Je veux aussi, bien sûr, féliciter le concepteur de cette réinvention de la ville, Didier FAUSTINO, qui a su convaincre les pouvoirs publics – comme il convaincra bientôt, je n’en doute pas, le public – de la pertinence de cette expérimentation, de cet « essai » et qui est une entreprise de décloisonnement, un pourvoyeur de passages.
EVENTO ouvre des passages non seulement entre les arts, les genres et les supports, mais entre l’art et la vie, l’art et la ville.

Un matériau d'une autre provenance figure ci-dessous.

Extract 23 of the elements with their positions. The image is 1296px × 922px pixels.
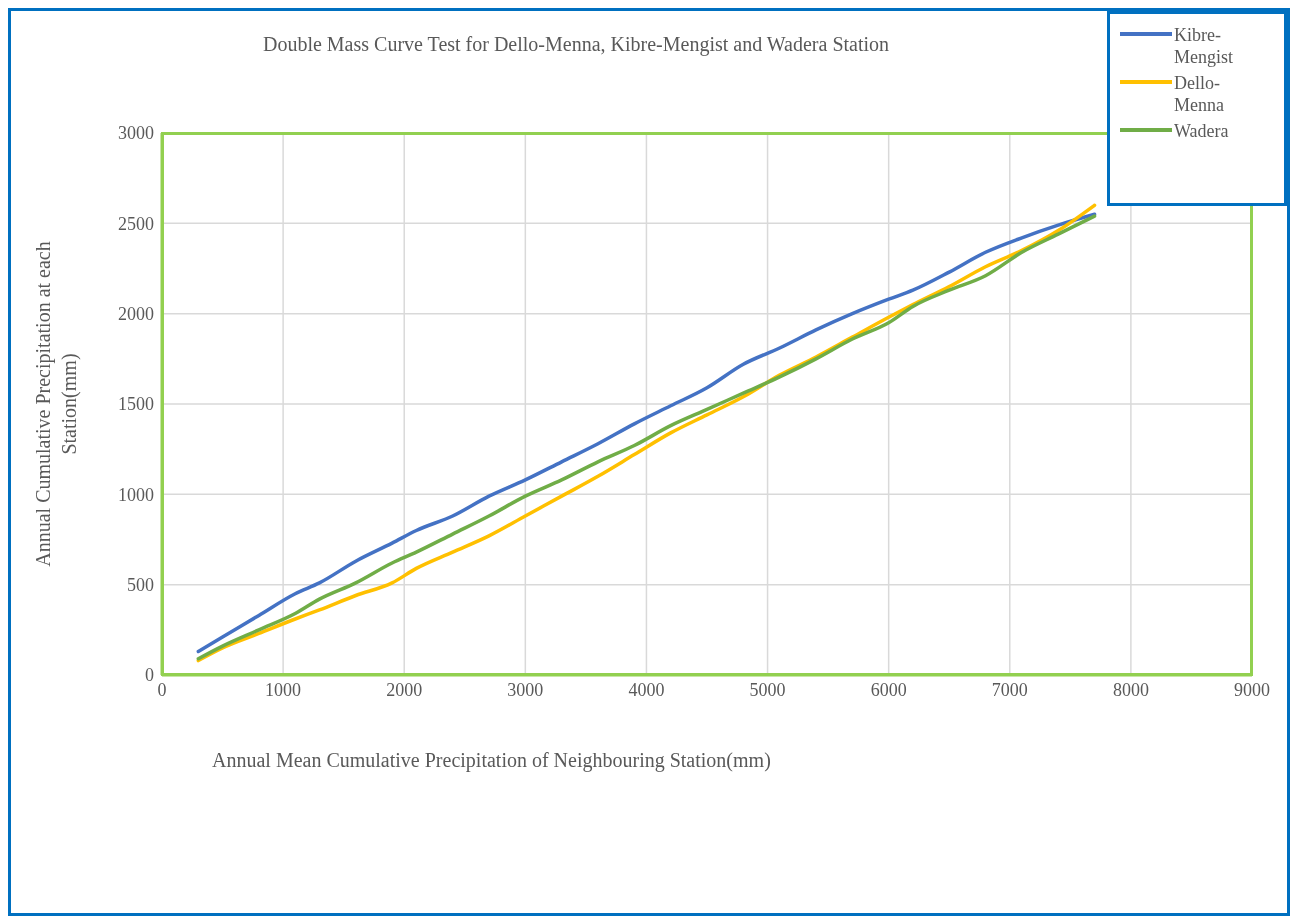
x-tick-label: 7000 xyxy=(991,679,1028,700)
x-tick-label: 0 xyxy=(157,679,167,700)
legend-label: Kibre-Mengist xyxy=(1174,24,1234,68)
y-tick-label: 1500 xyxy=(118,394,154,415)
x-tick-label: 1000 xyxy=(265,679,302,700)
x-tick-label: 6000 xyxy=(870,679,907,700)
y-tick-label: 500 xyxy=(127,575,154,596)
y-axis-title: Annual Cumulative Precipitation at each Station(mm) xyxy=(31,240,82,569)
x-tick-label: 4000 xyxy=(628,679,665,700)
y-tick-label: 3000 xyxy=(118,123,154,144)
x-tick-label: 5000 xyxy=(749,679,786,700)
y-tick-label: 2500 xyxy=(118,213,154,234)
y-tick-label: 1000 xyxy=(118,484,154,505)
x-tick-label: 8000 xyxy=(1112,679,1149,700)
x-tick-label: 3000 xyxy=(507,679,544,700)
legend-label: Wadera xyxy=(1174,120,1230,142)
legend-label: Dello-Menna xyxy=(1174,72,1225,116)
chart-title: Double Mass Curve Test for Dello-Menna, Kibre-Mengist and Wadera Station xyxy=(262,33,890,55)
y-tick-label: 2000 xyxy=(118,304,154,325)
x-axis-title: Annual Mean Cumulative Precipitation of Neighbouring Station(mm) xyxy=(211,749,772,772)
x-tick-label: 9000 xyxy=(1234,679,1270,700)
x-tick-label: 2000 xyxy=(386,679,423,700)
y-tick-label: 0 xyxy=(145,665,154,686)
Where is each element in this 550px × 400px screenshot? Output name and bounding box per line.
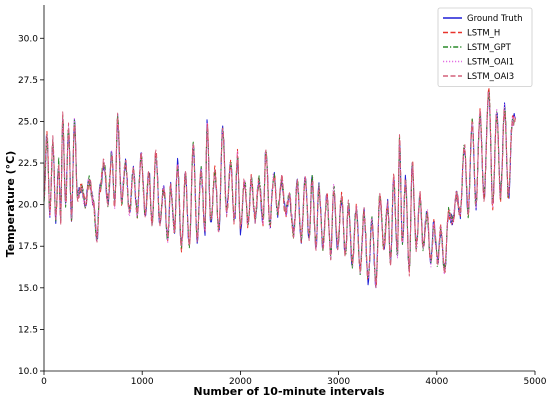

Des passages entre une ville classique et prestigieuse, inscrite depuis 2007 au Patrimoine mondial de l’UNESCO, et un visage contemporain, fugace mais mémorable, de la cité.
Des passages qui incarnent l’ouverture d’une ville à la diversité des cultures du monde. Des artistes internationalement reconnus de plus de quinze pays sont conviés à exprimer leur vision de la ville et à la partager avec les Bordelais. De l’Espagne au Japon, de l’Ukraine à la Corée du Sud en passant par Hong Kong, Israël et Porto Rico et bien d’autres latitudes, en particulier l’Angola, car la ville de Luanda est l’invitée d’honneur de la première édition de cet événement original. Par là, Bordeaux reste fidèle à sa vocation d’ouverture sur le grand large et j’y retrouve un autre de mes principes : l’hospitalité aux autres cultures et le sens du multiculturel qui est aujourd’hui le visage de notre société.
Ces passages substantiels et persistants, la superbe Passerelle de Tadashi KAWAMATA, qui enjambe les places et poursuit sa route jusqu’à la Garonne, en est le symbole : elle figure ce trajet vers les autres, cette promesse de frontières franchies, de nouveaux chemins.
Je me retrouve parfaitement aussi dans le thème choisi cette année, celui de l’Intime Collectif qui n’est paradoxal qu’en apparence. Car c’est la grâce propre de la culture de savoir associer ces deux dimensions de l’existence humaine, de nous réunir avec nous-mêmes et, du même coup, avec les autres. C’est le sens aussi d’une belle expression de Michel GUY que j’aime à rappeler : « Non une culture pour tous, mais une culture pour chacun ».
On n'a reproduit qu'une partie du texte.